Health officials have known of the new viral strain (actually a mutation of Type A influenza strains predominant in the U.S. in the 1950s) only since June, when the first cases were confirmed in Taiwan. Pharmaceutical companies, which had already manufactured a single-shot flu vaccine that is effective against three known and anticipated strains -- A/Chile, A/Mississippi and B/ Ann Arbor -- were forced to rush a separate A/Taiwan vaccine into production. Though no one knows how serious this season's attack will be, influenza generally kills 20,000 to 40,000 Americans in a single winter, more victims than AIDS has claimed since it first appeared.
Despite the quick notoriety that it has gained, Taiwan flu is not considered unusually dangerous. As a close cousin of long-dormant strains, however, it poses a particular threat to people under 35 with chronic health problems; they are not old enough to have developed a strong immunity from previous exposures.
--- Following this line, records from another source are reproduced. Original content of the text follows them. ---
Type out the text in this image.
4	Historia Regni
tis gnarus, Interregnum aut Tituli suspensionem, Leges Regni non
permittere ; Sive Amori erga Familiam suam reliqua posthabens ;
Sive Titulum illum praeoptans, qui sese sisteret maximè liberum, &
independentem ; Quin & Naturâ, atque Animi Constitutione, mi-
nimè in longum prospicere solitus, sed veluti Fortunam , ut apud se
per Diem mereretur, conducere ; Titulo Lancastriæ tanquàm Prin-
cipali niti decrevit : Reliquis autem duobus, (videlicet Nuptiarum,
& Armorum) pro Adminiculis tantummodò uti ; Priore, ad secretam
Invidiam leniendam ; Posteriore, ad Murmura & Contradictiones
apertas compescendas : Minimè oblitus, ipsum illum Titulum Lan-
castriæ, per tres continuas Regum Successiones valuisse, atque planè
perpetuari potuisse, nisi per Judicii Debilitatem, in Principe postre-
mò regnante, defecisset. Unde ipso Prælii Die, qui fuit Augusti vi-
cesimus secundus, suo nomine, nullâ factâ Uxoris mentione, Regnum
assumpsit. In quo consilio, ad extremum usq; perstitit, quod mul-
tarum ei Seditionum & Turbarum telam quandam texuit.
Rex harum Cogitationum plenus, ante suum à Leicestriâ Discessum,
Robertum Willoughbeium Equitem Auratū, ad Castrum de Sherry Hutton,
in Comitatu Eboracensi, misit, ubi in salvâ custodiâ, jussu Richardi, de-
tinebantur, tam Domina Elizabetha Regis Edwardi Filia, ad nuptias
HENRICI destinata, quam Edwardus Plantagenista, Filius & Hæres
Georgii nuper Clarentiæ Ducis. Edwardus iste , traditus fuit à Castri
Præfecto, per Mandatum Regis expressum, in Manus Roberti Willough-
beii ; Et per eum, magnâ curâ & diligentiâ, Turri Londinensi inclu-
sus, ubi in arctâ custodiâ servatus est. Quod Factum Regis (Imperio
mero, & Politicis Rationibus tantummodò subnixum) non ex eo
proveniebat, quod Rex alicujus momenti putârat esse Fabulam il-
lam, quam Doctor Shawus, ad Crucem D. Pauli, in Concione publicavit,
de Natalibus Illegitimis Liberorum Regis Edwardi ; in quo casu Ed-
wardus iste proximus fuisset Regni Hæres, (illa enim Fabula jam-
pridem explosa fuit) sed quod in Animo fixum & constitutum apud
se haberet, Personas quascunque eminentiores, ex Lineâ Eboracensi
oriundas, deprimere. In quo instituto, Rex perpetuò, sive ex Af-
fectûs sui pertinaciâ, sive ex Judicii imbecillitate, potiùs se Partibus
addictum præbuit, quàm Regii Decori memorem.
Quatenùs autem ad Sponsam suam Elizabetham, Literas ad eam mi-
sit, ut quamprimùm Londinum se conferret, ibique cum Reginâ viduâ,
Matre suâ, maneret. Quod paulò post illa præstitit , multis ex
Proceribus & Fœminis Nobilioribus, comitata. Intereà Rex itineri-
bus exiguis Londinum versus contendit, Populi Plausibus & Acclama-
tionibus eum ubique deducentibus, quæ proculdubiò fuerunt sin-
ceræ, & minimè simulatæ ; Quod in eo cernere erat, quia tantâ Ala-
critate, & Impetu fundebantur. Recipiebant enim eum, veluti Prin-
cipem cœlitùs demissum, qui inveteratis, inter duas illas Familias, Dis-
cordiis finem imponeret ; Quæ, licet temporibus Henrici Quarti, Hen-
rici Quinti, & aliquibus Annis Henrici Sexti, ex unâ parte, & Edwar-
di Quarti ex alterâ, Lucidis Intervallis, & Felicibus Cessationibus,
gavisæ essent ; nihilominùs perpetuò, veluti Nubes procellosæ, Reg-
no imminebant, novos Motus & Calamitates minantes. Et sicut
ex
Unfortunately, many of those in need of protection do not get vaccinated. Of the people who are vulnerable to complications from influenza because of other health problems, the U.S. Centers for Disease Control estimates, only one in five will actually bother to get shots. The fact that two kinds of vaccine are necessary for many people this year may be a further source of confusion about who should be inoculated. According to the CDC, the two-shot candidates include anyone under the age of 35 with chronic health problems such as diabetes, heart disease, renal disease, cancer or a suppressed immune response; parents or siblings of children who are at risk; anyone under age 18 who must take aspirin (the combination of aspirin and a viral infection has been linked to a sometimes fatal brain disorder called Reye's syndrome). People over 35 who are at risk and all those over 65 who are otherwise healthy need take only the standard flu shot.
Why is it that flu marches on, while other viral scourges such as polio and measles have been largely conquered in the developed world? The vanquished viruses, it seems, were relatively stable, seldom changing their structure. This enabled their victims, once infected, to develop permanent immunity and allowed scientists to develop vaccines that were effective year after year. The influenza virus, however, is constantly changing the configuration of its surface proteins. Because of these changes, immune-system antibodies, developed in response to either a vaccination or a previous case of flu, fail to recognize and attack the altered virus. As a result, flu -- in ever changing forms -- returns again and again.
To compound the problem, no one knows for sure how the virus circumnavigates the globe in just a few months, although travelers and migrating birds probably help it along. And perhaps because of commercial jets, flu has been spreading more rapidly in recent years, giving health officials even less time to prepare new vaccines. For all these reasons, says University of Pittsburgh Epidemiologist Frederick Ruben, "the only thing that's predictable about influenza is that it's unpredictable."